The first major study of long-term daily multivitamin use by nearly 15,000 older men found that it has a modest effect in reducing overall cancer but not, unfortunately, in lowering the risk for prostate cancer.
The study was published online today in the Journal of the American Medical Association, to coincide with the American Association for Cancer Research meeting in Anaheim.
Multivitamins are the most common dietary supplement, regularly taken by at least one-third of U.S. adults. Although there has been no hard evidence that taking a multivitamin can prevent cancer or any other chronic disease, many Americans take the supplements anyway, figuring they can’t hurt and they might help.

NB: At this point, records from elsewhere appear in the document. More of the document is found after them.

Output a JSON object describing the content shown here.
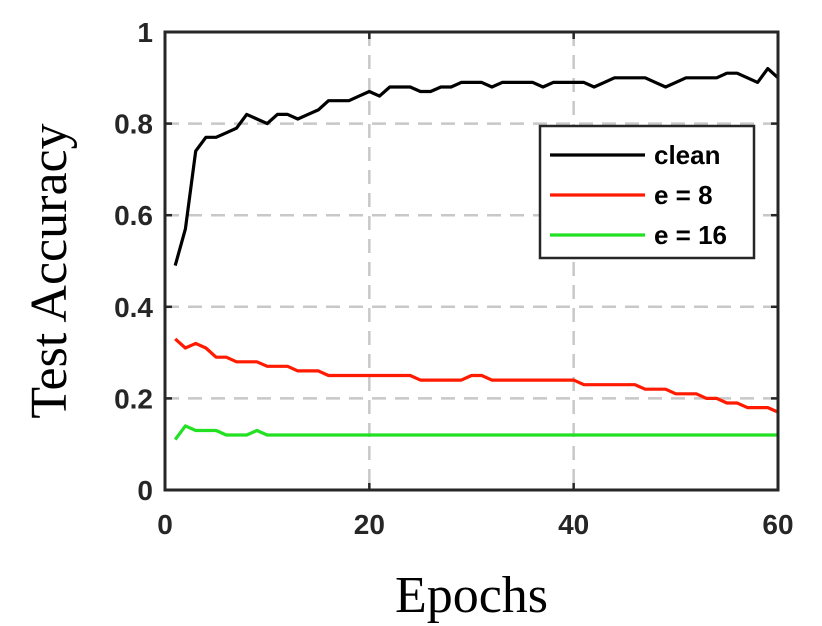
{
  "chart_data": {
    "type": "line",
    "xlabel": "Epochs",
    "ylabel": "Test Accuracy",
    "xlim": [
      0,
      60
    ],
    "ylim": [
      0,
      1
    ],
    "xticks": [
      0,
      20,
      40,
      60
    ],
    "xtick_labels": [
      "0",
      "20",
      "40",
      "60"
    ],
    "yticks": [
      0,
      0.2,
      0.4,
      0.6,
      0.8,
      1
    ],
    "ytick_labels": [
      "0",
      "0.2",
      "0.4",
      "0.6",
      "0.8",
      "1"
    ],
    "grid": true,
    "legend_position": "upper-right",
    "series": [
      {
        "name": "clean",
        "color": "#000000",
        "x": [
          1,
          2,
          3,
          4,
          5,
          6,
          7,
          8,
          9,
          10,
          11,
          12,
          13,
          14,
          15,
          16,
          17,
          18,
          19,
          20,
          21,
          22,
          23,
          24,
          25,
          26,
          27,
          28,
          29,
          30,
          31,
          32,
          33,
          34,
          35,
          36,
          37,
          38,
          39,
          40,
          41,
          42,
          43,
          44,
          45,
          46,
          47,
          48,
          49,
          50,
          51,
          52,
          53,
          54,
          55,
          56,
          57,
          58,
          59,
          60
        ],
        "y": [
          0.49,
          0.57,
          0.74,
          0.77,
          0.77,
          0.78,
          0.79,
          0.82,
          0.81,
          0.8,
          0.82,
          0.82,
          0.81,
          0.82,
          0.83,
          0.85,
          0.85,
          0.85,
          0.86,
          0.87,
          0.86,
          0.88,
          0.88,
          0.88,
          0.87,
          0.87,
          0.88,
          0.88,
          0.89,
          0.89,
          0.89,
          0.88,
          0.89,
          0.89,
          0.89,
          0.89,
          0.88,
          0.89,
          0.89,
          0.89,
          0.89,
          0.88,
          0.89,
          0.9,
          0.9,
          0.9,
          0.9,
          0.89,
          0.88,
          0.89,
          0.9,
          0.9,
          0.9,
          0.9,
          0.91,
          0.91,
          0.9,
          0.89,
          0.92,
          0.9
        ]
      },
      {
        "name": "e = 8",
        "color": "#ff1a00",
        "x": [
          1,
          2,
          3,
          4,
          5,
          6,
          7,
          8,
          9,
          10,
          11,
          12,
          13,
          14,
          15,
          16,
          17,
          18,
          19,
          20,
          21,
          22,
          23,
          24,
          25,
          26,
          27,
          28,
          29,
          30,
          31,
          32,
          33,
          34,
          35,
          36,
          37,
          38,
          39,
          40,
          41,
          42,
          43,
          44,
          45,
          46,
          47,
          48,
          49,
          50,
          51,
          52,
          53,
          54,
          55,
          56,
          57,
          58,
          59,
          60
        ],
        "y": [
          0.33,
          0.31,
          0.32,
          0.31,
          0.29,
          0.29,
          0.28,
          0.28,
          0.28,
          0.27,
          0.27,
          0.27,
          0.26,
          0.26,
          0.26,
          0.25,
          0.25,
          0.25,
          0.25,
          0.25,
          0.25,
          0.25,
          0.25,
          0.25,
          0.24,
          0.24,
          0.24,
          0.24,
          0.24,
          0.25,
          0.25,
          0.24,
          0.24,
          0.24,
          0.24,
          0.24,
          0.24,
          0.24,
          0.24,
          0.24,
          0.23,
          0.23,
          0.23,
          0.23,
          0.23,
          0.23,
          0.22,
          0.22,
          0.22,
          0.21,
          0.21,
          0.21,
          0.2,
          0.2,
          0.19,
          0.19,
          0.18,
          0.18,
          0.18,
          0.17
        ]
      },
      {
        "name": "e = 16",
        "color": "#22e022",
        "x": [
          1,
          2,
          3,
          4,
          5,
          6,
          7,
          8,
          9,
          10,
          11,
          12,
          13,
          14,
          15,
          16,
          17,
          18,
          19,
          20,
          21,
          22,
          23,
          24,
          25,
          26,
          27,
          28,
          29,
          30,
          31,
          32,
          33,
          34,
          35,
          36,
          37,
          38,
          39,
          40,
          41,
          42,
          43,
          44,
          45,
          46,
          47,
          48,
          49,
          50,
          51,
          52,
          53,
          54,
          55,
          56,
          57,
          58,
          59,
          60
        ],
        "y": [
          0.11,
          0.14,
          0.13,
          0.13,
          0.13,
          0.12,
          0.12,
          0.12,
          0.13,
          0.12,
          0.12,
          0.12,
          0.12,
          0.12,
          0.12,
          0.12,
          0.12,
          0.12,
          0.12,
          0.12,
          0.12,
          0.12,
          0.12,
          0.12,
          0.12,
          0.12,
          0.12,
          0.12,
          0.12,
          0.12,
          0.12,
          0.12,
          0.12,
          0.12,
          0.12,
          0.12,
          0.12,
          0.12,
          0.12,
          0.12,
          0.12,
          0.12,
          0.12,
          0.12,
          0.12,
          0.12,
          0.12,
          0.12,
          0.12,
          0.12,
          0.12,
          0.12,
          0.12,
          0.12,
          0.12,
          0.12,
          0.12,
          0.12,
          0.12,
          0.12
        ]
      }
    ]
  }
}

Researchers with Brigham and Women’s Hospital and Harvard Medical School in Boston, who conducted the study, found that older men who took multivitamins over an 11-year period had an 8 percent lower incidence of cancer — a small but statistically significant reduction.
“It’s a very mild effect [but] … at least this doesn’t suggest a harm,” as some previous studies on single vitamins have, Ernest Hawk, M.D., vice president of cancer prevention at the University of Texas MD Anderson Cancer Center and formerly of the National Cancer Institute told the Associated Press.

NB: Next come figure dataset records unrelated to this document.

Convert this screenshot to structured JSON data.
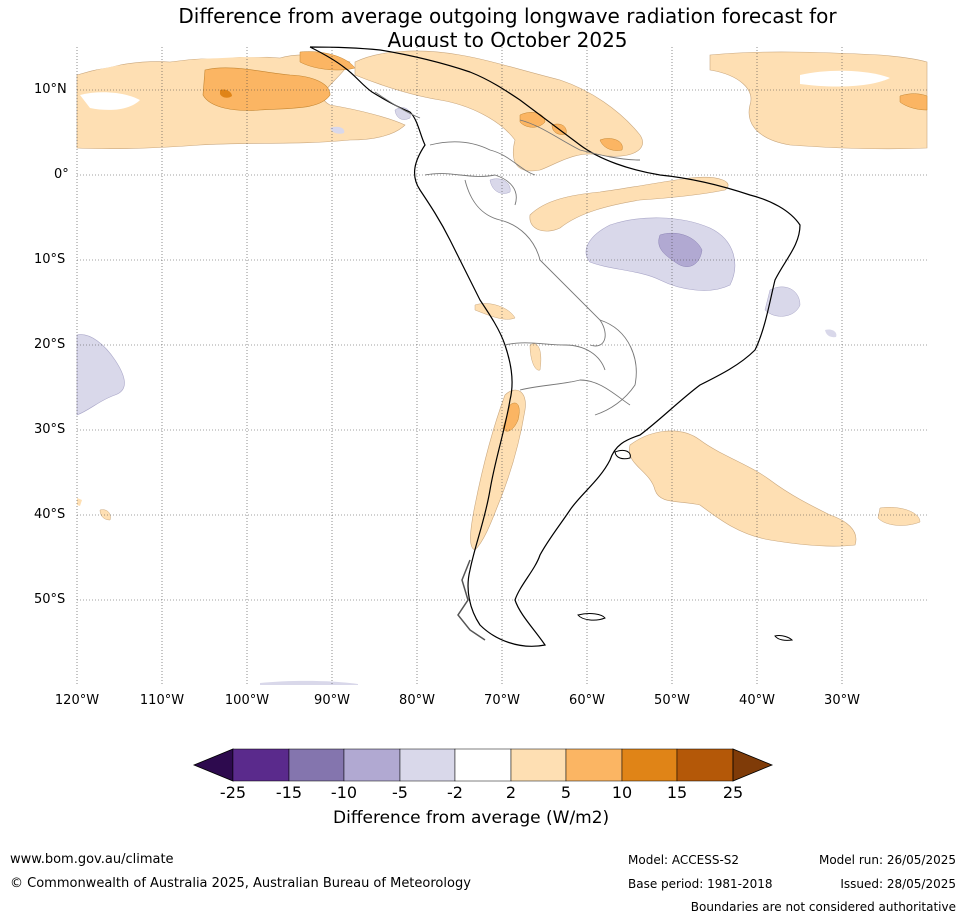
{
  "title": {
    "line1": "Difference from average outgoing longwave radiation forecast for",
    "line2": "August to October 2025"
  },
  "map": {
    "region": "South America",
    "lat_labels": [
      "10°N",
      "0°",
      "10°S",
      "20°S",
      "30°S",
      "40°S",
      "50°S"
    ],
    "lon_labels": [
      "120°W",
      "110°W",
      "100°W",
      "90°W",
      "80°W",
      "70°W",
      "60°W",
      "50°W",
      "40°W",
      "30°W"
    ],
    "lon_range": [
      -120,
      -20
    ],
    "lat_range": [
      -60,
      15
    ],
    "gridlines": true
  },
  "colorbar": {
    "title": "Difference from average (W/m2)",
    "ticks": [
      "-25",
      "-15",
      "-10",
      "-5",
      "-2",
      "2",
      "5",
      "10",
      "15",
      "25"
    ],
    "colors": [
      "#2d0a4e",
      "#5a2a8c",
      "#8475ae",
      "#b1a9d2",
      "#d9d8ea",
      "#ffffff",
      "#fedfb3",
      "#fbb563",
      "#e08417",
      "#b45808",
      "#7f3b08"
    ]
  },
  "footer": {
    "website": "www.bom.gov.au/climate",
    "copyright": "© Commonwealth of Australia 2025, Australian Bureau of Meteorology",
    "model": "Model: ACCESS-S2",
    "base_period": "Base period: 1981-2018",
    "model_run": "Model run: 26/05/2025",
    "issued": "Issued: 28/05/2025",
    "disclaimer": "Boundaries are not considered authoritative"
  }
}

The research was part of the Physicians Health Study II, a randomized, double-blind, placebo-controlled study of 14,641 male U.S. physicians who were age 50 or older when the study began in 1997. Previous trials that looked at whether taking individual supplements, like vitamin E or C, would protect against cancer have found either no benefit or, in the case of vitamin E, an increased risk of prostate cancer.
This new study, however, looked at multivitamins, which offer a broad, low-dose combination of nutrients that more closely mirrors a healthy diet. Subjects either took a daily multivitamin (Centrum Silver, formulated for age 50-plus) or an equivalent placebo.

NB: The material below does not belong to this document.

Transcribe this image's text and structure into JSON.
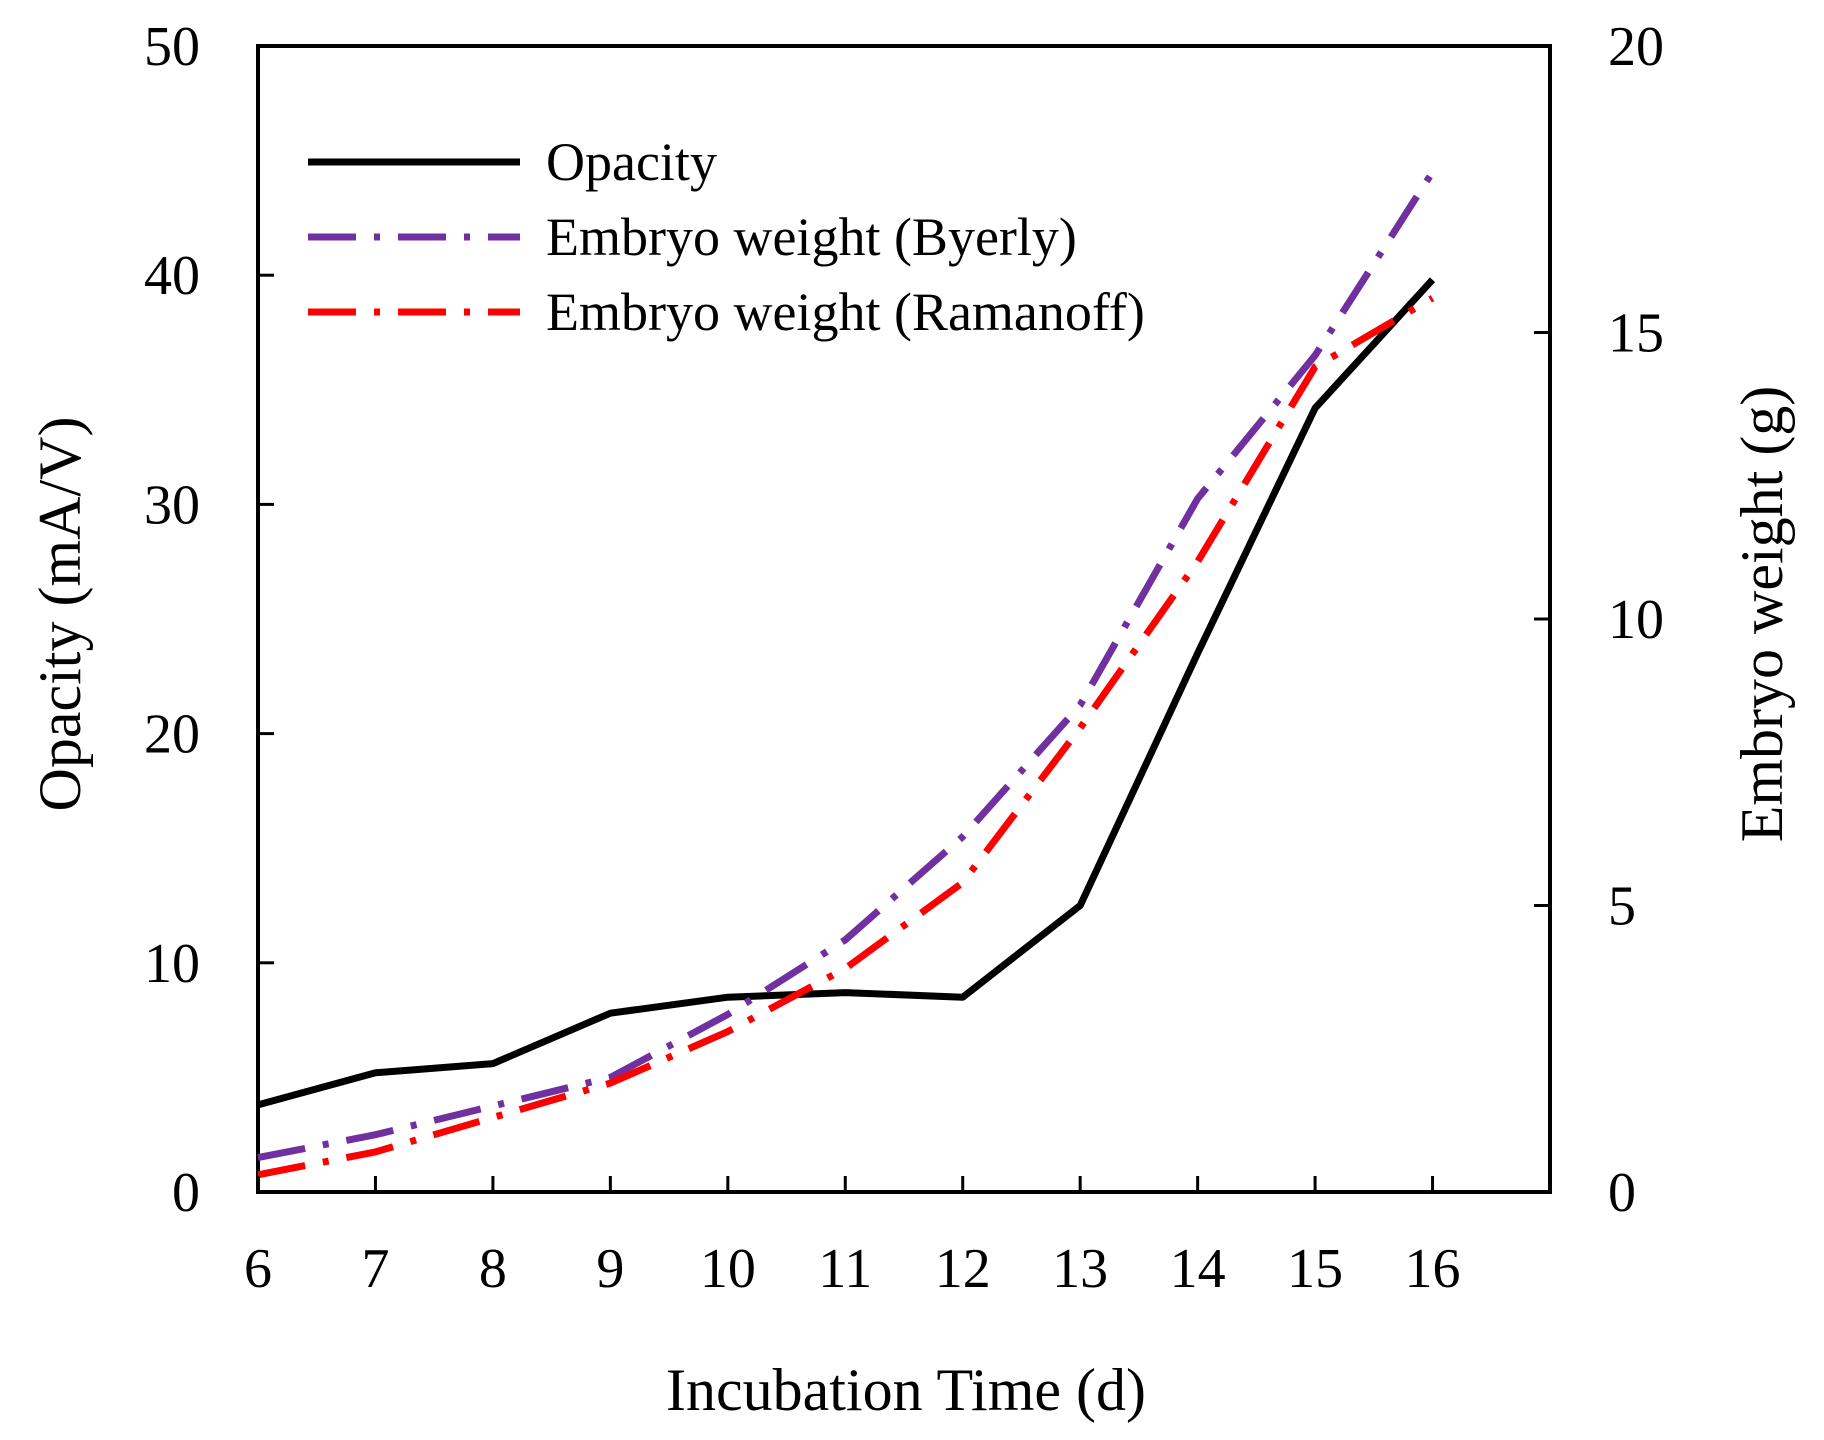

Although researchers found that the men taking the multivitamin had less cancer overall, there was no significant effect on the rate of prostate cancer. There was also no significant reduction in certain site-specific types of cancer, such as colorectal, lung or bladder, or in overall cancer deaths.
And while the overall reduction in cancer for vitamin takers was 8 percent, the actual number of men protected from cancer was pretty small: Among multivitamin users, there were 17 incidents of cancer per 1,000 persons in a year, compared with 18.3 cancer cases per 1,000 in the placebo group. That’s a little more than a one-cancer-case-per-year difference between the two groups.
Still, researchers concluded that the results support “the potential use of multivitamin supplements in the prevention of cancer in middle-aged and older men.”
They also noted that multivitamins may have different results in women, younger men or older men less healthy than those in this study.